The study presented in the following verifies some assumptions of the novel ‘unsafe world’ model of selective mutism (SM). According to this model, SM is a stress reaction to situations erroneously experienced via cognition without awareness as ‘unsafe’. It assumes a high sensitivity to unsafety, whereby the nervous system triggers dissociation or freeze mode at relatively low thresholds. We examine whether there is a correlation between SM, sensory-processing sensitivity and dissociation. We compared a sample of 28 children and adolescents with SM (mean age 12.66 years; 18 females) to 33 controls without SM (mean age 12.45 years; 21 females). Both groups were compared using a medical history sheet, the ‘Selective Mutism Questionnaire’ (SMQ), a ‘Checklist for Speaking Behaviour’ (CheckS), the ‘Highly Sensitive Person Scale’ (HSPS), the ‘Child Dissociative Checklist’ (CDC), the ‘Adolescent Dissociative Experience Scale’ (A-DES) and the ‘Social Phobia and Anxiety Inventory for Children’ (SPAIK).
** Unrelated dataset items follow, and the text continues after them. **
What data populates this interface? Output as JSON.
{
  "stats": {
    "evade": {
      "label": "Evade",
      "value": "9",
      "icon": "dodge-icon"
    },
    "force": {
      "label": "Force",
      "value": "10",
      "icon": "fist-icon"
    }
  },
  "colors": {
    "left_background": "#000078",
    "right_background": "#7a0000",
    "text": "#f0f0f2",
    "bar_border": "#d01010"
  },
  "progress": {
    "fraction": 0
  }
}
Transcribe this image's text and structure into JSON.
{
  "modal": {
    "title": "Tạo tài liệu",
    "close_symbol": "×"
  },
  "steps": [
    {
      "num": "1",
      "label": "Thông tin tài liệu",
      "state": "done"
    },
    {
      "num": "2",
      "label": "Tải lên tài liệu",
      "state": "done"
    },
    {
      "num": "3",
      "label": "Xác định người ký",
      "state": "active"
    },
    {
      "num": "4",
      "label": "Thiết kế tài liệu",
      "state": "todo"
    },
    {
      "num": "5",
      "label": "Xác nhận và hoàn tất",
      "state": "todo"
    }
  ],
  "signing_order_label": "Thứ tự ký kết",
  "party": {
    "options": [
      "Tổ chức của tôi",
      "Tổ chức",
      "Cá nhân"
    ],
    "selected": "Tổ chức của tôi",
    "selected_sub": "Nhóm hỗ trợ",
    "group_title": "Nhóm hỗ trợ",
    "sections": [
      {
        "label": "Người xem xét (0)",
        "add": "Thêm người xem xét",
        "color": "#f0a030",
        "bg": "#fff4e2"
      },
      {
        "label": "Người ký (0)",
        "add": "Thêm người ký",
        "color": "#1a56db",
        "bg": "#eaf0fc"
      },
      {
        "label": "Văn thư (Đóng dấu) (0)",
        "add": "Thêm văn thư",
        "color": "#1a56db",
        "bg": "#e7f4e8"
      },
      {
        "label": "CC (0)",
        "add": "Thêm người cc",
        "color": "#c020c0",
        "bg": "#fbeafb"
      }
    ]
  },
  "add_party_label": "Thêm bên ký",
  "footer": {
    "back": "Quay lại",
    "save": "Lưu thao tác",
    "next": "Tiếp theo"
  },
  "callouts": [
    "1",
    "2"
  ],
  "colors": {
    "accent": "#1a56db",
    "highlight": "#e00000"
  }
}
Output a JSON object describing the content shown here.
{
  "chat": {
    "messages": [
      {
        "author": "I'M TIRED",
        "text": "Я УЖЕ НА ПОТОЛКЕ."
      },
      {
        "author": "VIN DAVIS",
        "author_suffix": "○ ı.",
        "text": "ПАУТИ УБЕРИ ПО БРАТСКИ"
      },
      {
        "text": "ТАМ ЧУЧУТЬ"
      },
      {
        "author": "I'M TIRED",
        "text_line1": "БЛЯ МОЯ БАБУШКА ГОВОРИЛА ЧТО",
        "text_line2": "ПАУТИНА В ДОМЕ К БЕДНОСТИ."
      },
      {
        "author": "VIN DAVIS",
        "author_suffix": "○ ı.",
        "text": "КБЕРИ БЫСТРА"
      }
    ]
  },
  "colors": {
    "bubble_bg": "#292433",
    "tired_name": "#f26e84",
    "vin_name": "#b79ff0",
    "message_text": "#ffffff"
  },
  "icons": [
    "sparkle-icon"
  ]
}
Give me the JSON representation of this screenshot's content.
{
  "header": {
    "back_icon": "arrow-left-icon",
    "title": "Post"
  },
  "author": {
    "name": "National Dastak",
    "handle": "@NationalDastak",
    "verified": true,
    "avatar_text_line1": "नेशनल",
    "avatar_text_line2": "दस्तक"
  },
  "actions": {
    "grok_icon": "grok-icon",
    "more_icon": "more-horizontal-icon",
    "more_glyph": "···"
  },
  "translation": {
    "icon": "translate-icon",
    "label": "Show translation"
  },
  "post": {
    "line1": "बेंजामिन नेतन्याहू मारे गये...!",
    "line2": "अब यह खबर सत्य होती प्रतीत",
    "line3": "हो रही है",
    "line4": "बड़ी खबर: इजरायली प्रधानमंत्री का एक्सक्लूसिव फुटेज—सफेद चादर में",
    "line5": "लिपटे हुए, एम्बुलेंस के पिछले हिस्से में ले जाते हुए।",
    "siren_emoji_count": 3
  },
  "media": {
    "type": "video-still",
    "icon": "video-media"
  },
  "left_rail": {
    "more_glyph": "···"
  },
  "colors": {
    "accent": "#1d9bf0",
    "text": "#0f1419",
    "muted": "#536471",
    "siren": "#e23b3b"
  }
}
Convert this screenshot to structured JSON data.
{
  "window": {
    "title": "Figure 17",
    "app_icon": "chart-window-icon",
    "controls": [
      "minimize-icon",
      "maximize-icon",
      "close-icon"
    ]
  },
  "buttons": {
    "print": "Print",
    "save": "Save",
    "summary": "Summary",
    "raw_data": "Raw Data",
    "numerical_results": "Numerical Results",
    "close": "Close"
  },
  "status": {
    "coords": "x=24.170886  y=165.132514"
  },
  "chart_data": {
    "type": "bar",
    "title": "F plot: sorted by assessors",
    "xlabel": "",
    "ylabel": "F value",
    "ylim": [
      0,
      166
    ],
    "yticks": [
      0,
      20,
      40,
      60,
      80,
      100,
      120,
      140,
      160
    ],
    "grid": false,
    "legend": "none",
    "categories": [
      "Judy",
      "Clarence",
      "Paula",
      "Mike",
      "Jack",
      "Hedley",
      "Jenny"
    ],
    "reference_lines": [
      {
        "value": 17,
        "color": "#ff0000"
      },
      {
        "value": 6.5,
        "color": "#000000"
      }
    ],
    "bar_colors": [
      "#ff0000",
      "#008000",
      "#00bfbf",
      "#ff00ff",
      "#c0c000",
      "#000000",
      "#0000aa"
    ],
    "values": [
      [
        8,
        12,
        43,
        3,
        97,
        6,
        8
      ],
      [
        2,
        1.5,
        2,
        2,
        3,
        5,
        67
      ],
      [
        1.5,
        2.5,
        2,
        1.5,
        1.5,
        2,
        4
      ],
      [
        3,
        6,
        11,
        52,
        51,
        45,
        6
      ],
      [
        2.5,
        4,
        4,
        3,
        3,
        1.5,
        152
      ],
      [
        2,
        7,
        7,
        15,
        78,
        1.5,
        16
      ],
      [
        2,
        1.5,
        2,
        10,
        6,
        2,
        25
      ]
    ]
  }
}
Appropriate parametric and non-parametric tests were conducted to examine differences between groups. The results indicate that sensory-processing sensitivity was significantly higher in the group of children and adolescents with SM [X2(1) = 7.224, p = 0.0007; d = 1.092]. Furthermore, dissociative symptoms were more common in children and adolescents with SM than in controls [F(1, 33) = 13.004, p = 0.001; d = 0.986]. The results indicate that sensory-processing sensitivity and dissociation are important factors of SM that may hold important implications for the treatment.